Ma che scherzi c'e' gente di 75 anni che la finisce senza nemmeno sudare.Noi che siamo giovani e allenati(??) giammai avremo grossi problemi....La partenza non e' il massimo.Orde di gente di ogni eta' e di tutte le corporature che si sorpassano correndo,saltellando,speronandosi.In cuor mio pensavo di ripassarli tutti di lì a poco.Arriviamo a spazzavento con il sole che fa' capolino.La folla si e' diradata ed iniziamo ad apprezzare quello che ci sta intorno.Il pensiero e' rivolto alla salita verso il monte Javello(il lettore attento si ricordera' che l'avevamo discesca tempo fa').E' una pettata incredibile che,se sei bischero' come me,riesci a completare con il cuore in gola e le gambe di marmo in mezz'ora.Primo ristoro della vab.Si mangia e si riparte.Dal passo delle cavallaie,che incontriamo
di lì a poco,affronteremo un sentiero che nessuno di noi ha mai fatto prima.Il cartoncino che ci hanno fornito con l'iscrizione,sembra indicare che il grosso della salita' lo abbiamo fatto.Mancano soltanto 200 mt di dislivello qua e la'.I nostri cinque eroi affrontano salite e falsi piani con il morale altissimo.Da annotare la presenza di uno dei posti di ristoro piu' caratteristici prima della salita Stracca l'asino.Salsicce,pancetta,cacio e uova sode(2 per il ns. andrea Guarducci).Il tutto servito da un gruppo di giovani di spirito.All'ora di pranzo ecco il Pian della Rasa.Io sono gia' cotto a puntino,con un gran male alle gambe.L'Andrea dei Guarducci zoppica vistosamente per un tendine dolente.Dopo qualche battuta in allegria e due scodelle di minestra,ripartiamo con un passo un po' piu' blando.Incominciamo a dirci che forse non e' quella passeggiata che ci eravamo immaginati.Da qui in poi e' tutto un susseguirsi di mangia e bevi(saliscendi ndr).Ci diciamo apertamente che forse dovevamo effettuare un allenamento un po' piu' mirato.Sul monte Zucca i primi mancamenti.Ognuno zoppica a proprio piacimento.Gabriele Ermini,continuamente incitato dal figlio Andrea("Oh Babbo.Un ti vedo mica punto bene.Che ce la fai??"),e' in realta' quello piu' fresco di tutti.Giunti al tabernacolo di Gavigno,ignari di quello che ancora ci aspetta,ci alimentiamo come bestie feroci.Che lo vuoi un bicchiere di vino??Certo.Dall'altra parte della strada c'e' scritto che a Montepiano mancano 4 ore.Non puo' essere vero;sono esattamente sei ore e venti che camminiamo.Sara' tutto tremendamente vero.Saliamo il Monte Scalette,o forse e' il sentiero che si chiama cosi'.Di sicuro non hanno dato quel nome per caso.Sessanta minuti di passione per il sottoscritto.Gambe e cervello a farsi benedire.Non ricordo granche' della strada fino a Montepiano.All'arrivo siamo mezzi morti.Piu' morti che mezzi.Andrea G non piega il ginocchio.

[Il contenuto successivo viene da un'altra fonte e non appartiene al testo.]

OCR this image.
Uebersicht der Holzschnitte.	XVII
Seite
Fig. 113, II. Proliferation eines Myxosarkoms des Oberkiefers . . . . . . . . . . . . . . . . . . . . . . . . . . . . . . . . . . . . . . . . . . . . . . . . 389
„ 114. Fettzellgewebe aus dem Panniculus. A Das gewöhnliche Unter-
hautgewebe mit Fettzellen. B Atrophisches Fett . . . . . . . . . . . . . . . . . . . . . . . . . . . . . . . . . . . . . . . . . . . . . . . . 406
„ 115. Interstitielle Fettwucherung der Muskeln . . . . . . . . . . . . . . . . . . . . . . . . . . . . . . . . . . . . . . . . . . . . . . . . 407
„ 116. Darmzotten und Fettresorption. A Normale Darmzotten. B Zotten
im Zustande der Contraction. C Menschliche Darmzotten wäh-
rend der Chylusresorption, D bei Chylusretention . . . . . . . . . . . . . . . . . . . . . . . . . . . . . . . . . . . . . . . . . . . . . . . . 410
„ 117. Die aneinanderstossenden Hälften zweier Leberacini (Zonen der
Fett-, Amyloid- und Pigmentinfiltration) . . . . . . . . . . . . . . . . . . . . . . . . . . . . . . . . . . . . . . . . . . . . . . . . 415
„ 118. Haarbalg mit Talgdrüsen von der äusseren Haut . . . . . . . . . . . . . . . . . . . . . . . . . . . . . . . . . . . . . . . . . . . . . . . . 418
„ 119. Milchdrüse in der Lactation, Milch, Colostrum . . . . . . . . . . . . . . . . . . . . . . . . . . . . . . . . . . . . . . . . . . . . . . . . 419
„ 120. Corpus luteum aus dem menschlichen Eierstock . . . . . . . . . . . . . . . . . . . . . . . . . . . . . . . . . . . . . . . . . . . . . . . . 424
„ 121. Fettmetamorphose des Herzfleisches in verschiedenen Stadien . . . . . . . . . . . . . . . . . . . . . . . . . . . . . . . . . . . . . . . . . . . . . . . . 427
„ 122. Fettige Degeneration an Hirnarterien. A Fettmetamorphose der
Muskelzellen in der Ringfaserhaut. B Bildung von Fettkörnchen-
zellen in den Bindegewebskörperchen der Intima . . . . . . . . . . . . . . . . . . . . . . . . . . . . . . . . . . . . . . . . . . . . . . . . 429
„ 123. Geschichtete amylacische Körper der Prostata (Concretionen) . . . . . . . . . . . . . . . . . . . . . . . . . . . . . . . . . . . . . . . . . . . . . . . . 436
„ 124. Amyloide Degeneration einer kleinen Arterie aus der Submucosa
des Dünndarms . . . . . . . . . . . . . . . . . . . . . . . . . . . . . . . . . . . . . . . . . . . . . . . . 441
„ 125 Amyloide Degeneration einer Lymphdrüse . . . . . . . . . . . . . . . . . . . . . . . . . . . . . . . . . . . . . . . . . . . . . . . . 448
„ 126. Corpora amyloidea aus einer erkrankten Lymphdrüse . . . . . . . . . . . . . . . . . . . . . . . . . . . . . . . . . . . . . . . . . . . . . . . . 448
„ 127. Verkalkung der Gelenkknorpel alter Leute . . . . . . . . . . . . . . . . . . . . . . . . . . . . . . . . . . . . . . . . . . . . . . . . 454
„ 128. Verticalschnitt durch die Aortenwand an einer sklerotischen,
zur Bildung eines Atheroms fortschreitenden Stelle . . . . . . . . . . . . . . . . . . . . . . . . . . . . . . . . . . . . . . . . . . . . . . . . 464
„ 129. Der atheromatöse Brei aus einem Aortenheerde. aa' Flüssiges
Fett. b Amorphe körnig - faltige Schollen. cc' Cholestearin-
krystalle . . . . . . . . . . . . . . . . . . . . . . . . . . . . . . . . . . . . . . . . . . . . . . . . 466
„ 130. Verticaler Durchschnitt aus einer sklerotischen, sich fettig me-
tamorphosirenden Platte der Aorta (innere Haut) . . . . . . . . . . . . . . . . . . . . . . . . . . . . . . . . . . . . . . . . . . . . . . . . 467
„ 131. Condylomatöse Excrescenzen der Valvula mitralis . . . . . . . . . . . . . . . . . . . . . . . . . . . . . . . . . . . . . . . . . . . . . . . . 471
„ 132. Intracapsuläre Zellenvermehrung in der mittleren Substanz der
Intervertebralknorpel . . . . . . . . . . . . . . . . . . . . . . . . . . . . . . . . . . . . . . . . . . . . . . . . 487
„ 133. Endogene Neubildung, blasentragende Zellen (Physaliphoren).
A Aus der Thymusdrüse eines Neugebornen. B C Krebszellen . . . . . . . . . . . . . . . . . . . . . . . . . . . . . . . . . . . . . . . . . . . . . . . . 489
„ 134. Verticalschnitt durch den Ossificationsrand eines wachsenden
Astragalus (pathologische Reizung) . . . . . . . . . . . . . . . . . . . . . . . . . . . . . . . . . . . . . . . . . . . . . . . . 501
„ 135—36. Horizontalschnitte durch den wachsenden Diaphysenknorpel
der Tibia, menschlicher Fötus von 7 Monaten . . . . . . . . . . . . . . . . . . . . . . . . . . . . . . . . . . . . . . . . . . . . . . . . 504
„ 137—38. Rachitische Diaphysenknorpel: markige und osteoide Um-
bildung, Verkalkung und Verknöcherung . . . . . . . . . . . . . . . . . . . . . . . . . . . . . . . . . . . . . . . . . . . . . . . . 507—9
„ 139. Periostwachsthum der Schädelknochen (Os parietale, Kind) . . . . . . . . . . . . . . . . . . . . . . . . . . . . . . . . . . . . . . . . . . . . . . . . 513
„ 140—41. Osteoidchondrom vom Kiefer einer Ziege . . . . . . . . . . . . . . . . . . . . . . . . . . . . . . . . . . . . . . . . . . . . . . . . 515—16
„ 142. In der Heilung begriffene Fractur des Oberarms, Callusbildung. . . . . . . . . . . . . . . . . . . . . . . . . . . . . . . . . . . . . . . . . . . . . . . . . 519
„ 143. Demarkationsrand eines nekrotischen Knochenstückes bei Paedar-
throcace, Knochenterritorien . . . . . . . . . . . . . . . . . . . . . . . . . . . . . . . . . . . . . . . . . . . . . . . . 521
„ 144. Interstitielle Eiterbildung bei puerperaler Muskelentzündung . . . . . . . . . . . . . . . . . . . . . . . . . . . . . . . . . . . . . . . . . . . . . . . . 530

Per andare a cena ci vengono a prendere con la macchina.Dopo averci riempiti come bisacce ci consegnano(sempre con la vettura)alle lenzuola.Se l'aulin non fa' un miracolo si torna tutti con la capp.
Domenica.Sveglia alle cinque e mezzo.Il ginocchio non da speranze al Guardu,battistrada del primo giorno.Le nostre strade si dividono.Dispiaciuti e preoccupati per la strada da fare,ripartiamo.
Il secondo giorno abbiamo camminato insieme solo per i dieci chilometri di asfalto sulla strada che unisce Montepiano a Mangona.Con l'inizio del sentiero ognuno ha preso il passo imposto dalle proprie gambe di marmo.Fino a Montecuccoli(3 ore dalla partenza)il percorso,immerso nel bosco,non presenta dislivelli di rilievo.Polpacci,cosce e giniocchi ringraziano.Da qui in poi inizia la parte piu' bella degli 80 chilometri della da Piazza a Piazza.Il sentiero corre su e giu' per pratoni.Io e l'arch. Lenzi,incontrato al ristoro di Montecuccoli,facciamo strada assieme.Maciniamo chilometri in silenzio fino al Monte Maggiore.Dalla vetta si
vedono i monti che abbiamo calpestato il giorno precedente e Cantagrilli e la Retaia,le nostre ultime fatiche.Per me e' l'ora di una sosta,Zaccia sostiene di non potersi fermare.Il sentiero scende fino a Valibona per poi girare su verso Cantagrilli...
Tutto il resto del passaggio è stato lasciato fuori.